建築設備.tech
基本設計宅建士(宅地建物取引士)

宅建 1日20問ドリル Day9|権利関係・物権変動と対抗要件(二重譲渡・背信的悪意者・取消し/解除後の第三者・時効取得・相続と登記)

「1日20問ドリル」は、令和8年度(2026年)の宅地建物取引士試験を見据え、筆者が独自に作成した予想問題を1日20問ずつ、30日で全単元を一巡できるように構成した連載です。Day9では権利関係(14問・28%)に戻り、物権変動の基本(意思主義・対抗要件主義)と、民法177条をめぐる「登記が必要になる場面・不要な場面」の判定、時効取得と登記、相続と登記、動産の即時取得、そして不動産登記法の基礎までを扱います。
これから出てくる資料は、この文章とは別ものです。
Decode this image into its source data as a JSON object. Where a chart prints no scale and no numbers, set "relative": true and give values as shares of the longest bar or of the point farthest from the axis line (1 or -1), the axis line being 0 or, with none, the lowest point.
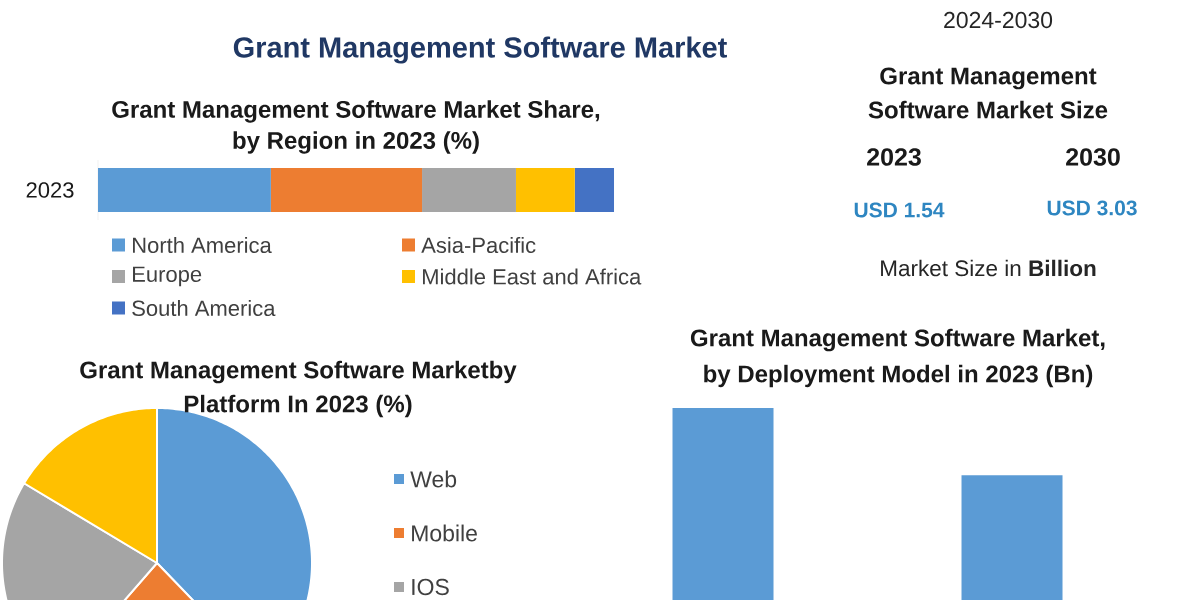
{
  "chart_data": [
    {
      "type": "bar",
      "orientation": "horizontal",
      "stacked": true,
      "relative": true,
      "title": "Grant Management Software Market Share, by Region in 2023 (%)",
      "categories": [
        "2023"
      ],
      "series": [
        {
          "name": "North America",
          "color": "#5b9bd5",
          "values": [
            0.335
          ]
        },
        {
          "name": "Asia-Pacific",
          "color": "#ed7d31",
          "values": [
            0.293
          ]
        },
        {
          "name": "Europe",
          "color": "#a5a5a5",
          "values": [
            0.182
          ]
        },
        {
          "name": "Middle East and Africa",
          "color": "#ffc000",
          "values": [
            0.114
          ]
        },
        {
          "name": "South America",
          "color": "#4472c4",
          "values": [
            0.076
          ]
        }
      ],
      "legend": "bottom",
      "annotations": [
        "Grant Management Software Market"
      ]
    },
    {
      "type": "other",
      "title": "Grant Management Software Market Size",
      "annotations": [
        "2024-2030",
        "2023",
        "2030",
        "USD 1.54",
        "USD 3.03",
        "Market Size in **Billion**"
      ]
    },
    {
      "type": "pie",
      "title": "Grant Management Software Marketby Platform In 2023 (%)",
      "categories": [
        "Web",
        "Mobile",
        "IOS",
        null
      ],
      "values": [
        37.8,
        23.6,
        22.2,
        16.4
      ],
      "colors": [
        "#5b9bd5",
        "#ed7d31",
        "#a5a5a5",
        "#ffc000"
      ],
      "legend": "right"
    },
    {
      "type": "bar",
      "relative": true,
      "title": "Grant Management Software Market, by Deployment Model in 2023 (Bn)",
      "categories": [
        null,
        null
      ],
      "values": [
        1,
        0.65
      ],
      "color": "#5b9bd5"
    }
  ]
}
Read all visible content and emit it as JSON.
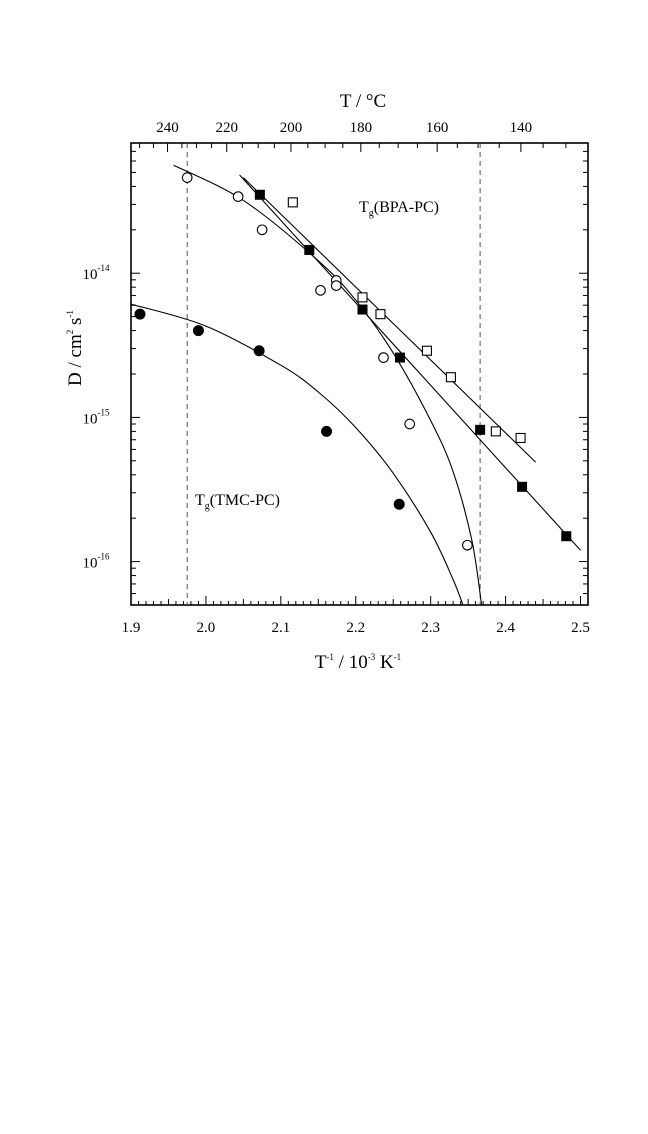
{
  "chart_data": {
    "type": "scatter",
    "x_axis": {
      "label_main": "T",
      "label_sup1": "-1",
      "label_mid": " / 10",
      "label_sup2": "-3",
      "label_unit": " K",
      "label_sup3": "-1",
      "range": [
        1.9,
        2.51
      ],
      "ticks": [
        1.9,
        2.0,
        2.1,
        2.2,
        2.3,
        2.4,
        2.5
      ],
      "tick_labels": [
        "1.9",
        "2.0",
        "2.1",
        "2.2",
        "2.3",
        "2.4",
        "2.5"
      ]
    },
    "top_axis": {
      "label": "T / °C",
      "ticks": [
        240,
        220,
        200,
        180,
        160,
        140
      ],
      "tick_labels": [
        "240",
        "220",
        "200",
        "180",
        "160",
        "140"
      ]
    },
    "y_axis": {
      "label_main": "D / cm",
      "label_sup1": "2",
      "label_mid": " s",
      "label_sup2": "-1",
      "scale": "log",
      "range": [
        5e-17,
        8e-14
      ],
      "ticks": [
        1e-16,
        1e-15,
        1e-14
      ],
      "tick_base": [
        "10",
        "10",
        "10"
      ],
      "tick_exp": [
        "-16",
        "-15",
        "-14"
      ]
    },
    "annotations": {
      "bpa": {
        "main": "T",
        "sub": "g",
        "rest": "(BPA-PC)"
      },
      "tmc": {
        "main": "T",
        "sub": "g",
        "rest": "(TMC-PC)"
      }
    },
    "vlines_x": [
      1.975,
      2.366
    ],
    "series": [
      {
        "marker": "open-square",
        "points": [
          [
            2.116,
            3.1e-14
          ],
          [
            2.209,
            6.8e-15
          ],
          [
            2.233,
            5.2e-15
          ],
          [
            2.295,
            2.9e-15
          ],
          [
            2.327,
            1.9e-15
          ],
          [
            2.387,
            8e-16
          ],
          [
            2.42,
            7.2e-16
          ]
        ],
        "fit": [
          [
            2.05,
            4.6e-14
          ],
          [
            2.44,
            4.9e-16
          ]
        ]
      },
      {
        "marker": "filled-square",
        "points": [
          [
            2.072,
            3.5e-14
          ],
          [
            2.138,
            1.45e-14
          ],
          [
            2.209,
            5.6e-15
          ],
          [
            2.259,
            2.6e-15
          ],
          [
            2.366,
            8.2e-16
          ],
          [
            2.422,
            3.3e-16
          ],
          [
            2.481,
            1.5e-16
          ]
        ],
        "fit": [
          [
            2.045,
            4.8e-14
          ],
          [
            2.5,
            1.2e-16
          ]
        ]
      },
      {
        "marker": "open-circle",
        "points": [
          [
            1.975,
            4.6e-14
          ],
          [
            2.043,
            3.4e-14
          ],
          [
            2.075,
            2e-14
          ],
          [
            2.153,
            7.6e-15
          ],
          [
            2.174,
            8.9e-15
          ],
          [
            2.174,
            8.2e-15
          ],
          [
            2.237,
            2.6e-15
          ],
          [
            2.272,
            9e-16
          ],
          [
            2.349,
            1.3e-16
          ]
        ],
        "fit": [
          [
            1.957,
            5.6e-14
          ],
          [
            2.05,
            3.2e-14
          ],
          [
            2.15,
            1.22e-14
          ],
          [
            2.2,
            6.5e-15
          ],
          [
            2.25,
            2.8e-15
          ],
          [
            2.3,
            9.5e-16
          ],
          [
            2.33,
            4.2e-16
          ],
          [
            2.355,
            1.4e-16
          ],
          [
            2.368,
            5e-17
          ]
        ]
      },
      {
        "marker": "filled-circle",
        "points": [
          [
            1.912,
            5.2e-15
          ],
          [
            1.99,
            4e-15
          ],
          [
            2.071,
            2.9e-15
          ],
          [
            2.161,
            8e-16
          ],
          [
            2.258,
            2.5e-16
          ]
        ],
        "fit": [
          [
            1.9,
            6.1e-15
          ],
          [
            2.0,
            4.3e-15
          ],
          [
            2.1,
            2.3e-15
          ],
          [
            2.15,
            1.5e-15
          ],
          [
            2.2,
            8.5e-16
          ],
          [
            2.25,
            4.1e-16
          ],
          [
            2.3,
            1.6e-16
          ],
          [
            2.33,
            7.5e-17
          ],
          [
            2.343,
            5e-17
          ]
        ]
      }
    ]
  }
}
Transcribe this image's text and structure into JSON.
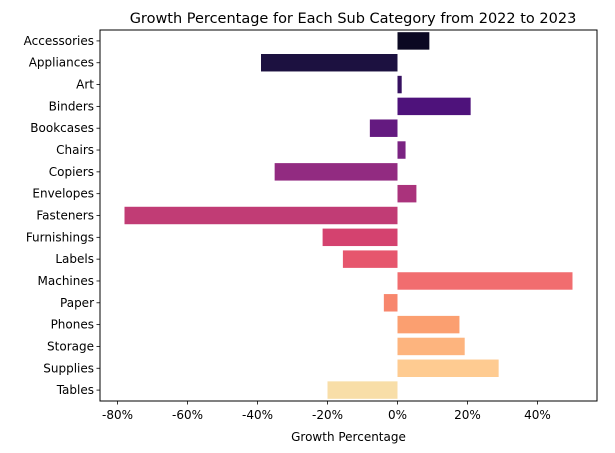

権利関係の中でも、この単元は「同じ177条という条文の中で、事案によって結論が変わる」ため、暗記だけでは対応しづらい分野です。本記事の20問も、断定的な言い回しを誤りの目印にするのではなく、要件のすり替え(善意・悪意という主観要件と、登記という客観要件を取り違えさせる)・場面のすり替え(取消し前の第三者と取消し後の第三者、解除前の第三者と解除後の第三者を混同させる)・数値のすり替えという3つの作り方を中心に構成し、四肢すべての正誤を判断させる個数問題を2問(問10・問16)、組み合わせ問題を1問(問19)織り交ぜています。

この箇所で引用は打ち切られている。